Louis Dehoux naquit à Bruxelles, le 18 juin 1893. Il fut inscrit en qualité de serveur dans le registre de la Population d’Auderghem pendant la Grande Guerre et se maria à Paris, le 3 janvier 1918. Neuf mois plus tard, il fut tué à l’ennemi sur le champ de bataille de Westrozebeke (Flandre Occidentale). Il était alors sergent au 4e régiment de Chasseurs à pied. Un mois et demi plus tard, le clairon sonnait la fin des hostilités.
Avenue Edmond Van Nieuwenhuyse ± 480 m
En 1986, fut créée une nouvelle voie publique le long de la E 411, entre la chaussée de Watermael et l’avenue Demey. Une liaison avec l’autoroute y avait été prévue avec une sortie pour la circulation venant de la capitale. Le 5 mai 1986, le conseil communal approuva la proposition du collège échevinal de donner à cette avenue le nom d’un habitant d’Auderghem mort durant la Seconde Guerre mondiale.
La société Eurobalken obtint, dès le 27 novembre 1987, le permis de bâtir pour les bâtiments n° 2, 4, 5 et 6.

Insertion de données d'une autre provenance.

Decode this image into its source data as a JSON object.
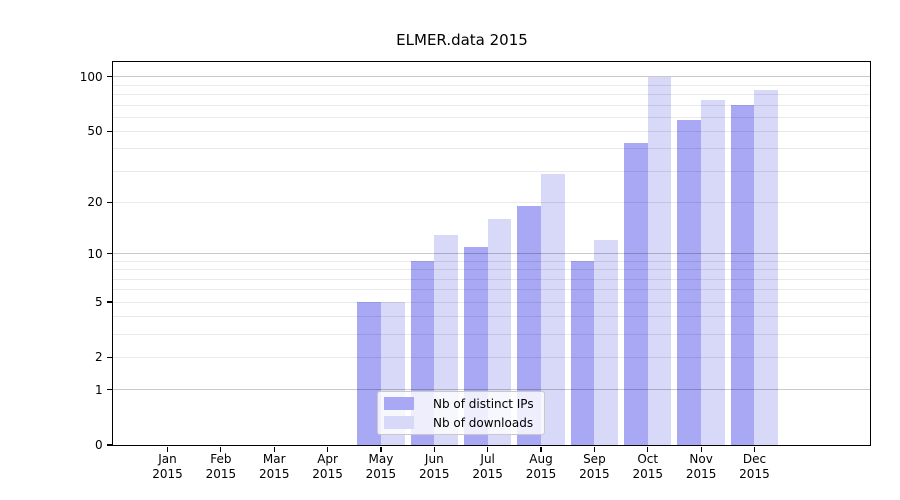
{
  "title": "ELMER.data 2015",
  "chart_data": {
    "type": "bar",
    "title": "ELMER.data 2015",
    "categories": [
      "Jan",
      "Feb",
      "Mar",
      "Apr",
      "May",
      "Jun",
      "Jul",
      "Aug",
      "Sep",
      "Oct",
      "Nov",
      "Dec"
    ],
    "x_tick_second_line": "2015",
    "series": [
      {
        "name": "Nb of distinct IPs",
        "color": "#a8a8f5",
        "values": [
          0,
          0,
          0,
          0,
          5,
          9,
          11,
          19,
          9,
          43,
          58,
          70
        ]
      },
      {
        "name": "Nb of downloads",
        "color": "#d8d8f8",
        "values": [
          0,
          0,
          0,
          0,
          5,
          13,
          16,
          29,
          12,
          100,
          75,
          85
        ]
      }
    ],
    "y_tick_labels": [
      0,
      1,
      2,
      5,
      10,
      20,
      50,
      100
    ],
    "y_major_gridlines": [
      1,
      10,
      100
    ],
    "y_minor_gridlines": [
      2,
      3,
      4,
      5,
      6,
      7,
      8,
      9,
      20,
      30,
      40,
      50,
      60,
      70,
      80,
      90
    ],
    "y_scale": "log10(value+1)",
    "ylim": [
      0,
      121
    ],
    "xlabel": "",
    "ylabel": "",
    "grid": "horizontal",
    "legend_position": "lower-center-inside",
    "axis_color": "#000000",
    "major_grid_color": "#c9c9c9",
    "minor_grid_color": "#e9e9e9"
  }
}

Edmond Van Nieuwenhuyse naquit à Sint-Gillis-Waas (Flandre Orientale) le 20 décembre 1894. Cet ancien combattant de la Première Guerre mondiale fit construire sa maison à l’avenue des Citrinelles, au n° 61. C’est donc là qu’habitait cet inspecteur du Ministère des Transports, P.T.T. et I.N.R., avec sa femme et ses deux enfants. Il avait 46 ans lorsque la Deuxième Guerre mondiale éclata.
Van Nieuwenhuyse était une personnalité de premier plan au sein du mouvement syndical chrétien. Il présidait également le groupement international des syndicats chrétiens des P.T.T. (Poste, Télégraphe, Téléphone).
Durant l’occupation, il offrit son assistance aux associations patriotiques. C’est ainsi qu’il rassembla des renseignements, e.a., pour L’Armée secrète, un mouvement dans la résistance. Les soupçons de l’autorité allemande se portèrent sur lui et il fut pris et condamné à des peines de prison. Durant l’été 1944, Edmond Van Nieuwenhuyse fut capturé à nouveau par la Gestapo et subit la torture. Edmond Van Nieuwenhuyse mourut le 13 juillet 1944, à Braine-l’Alleud (Brabant wallon). Deux mois plus tard, Auderghem était libérée…
Il fut reconnu, à titre posthume, prisonnier politique, membre de la résistance armée, décédé par suite de mauvais traitements.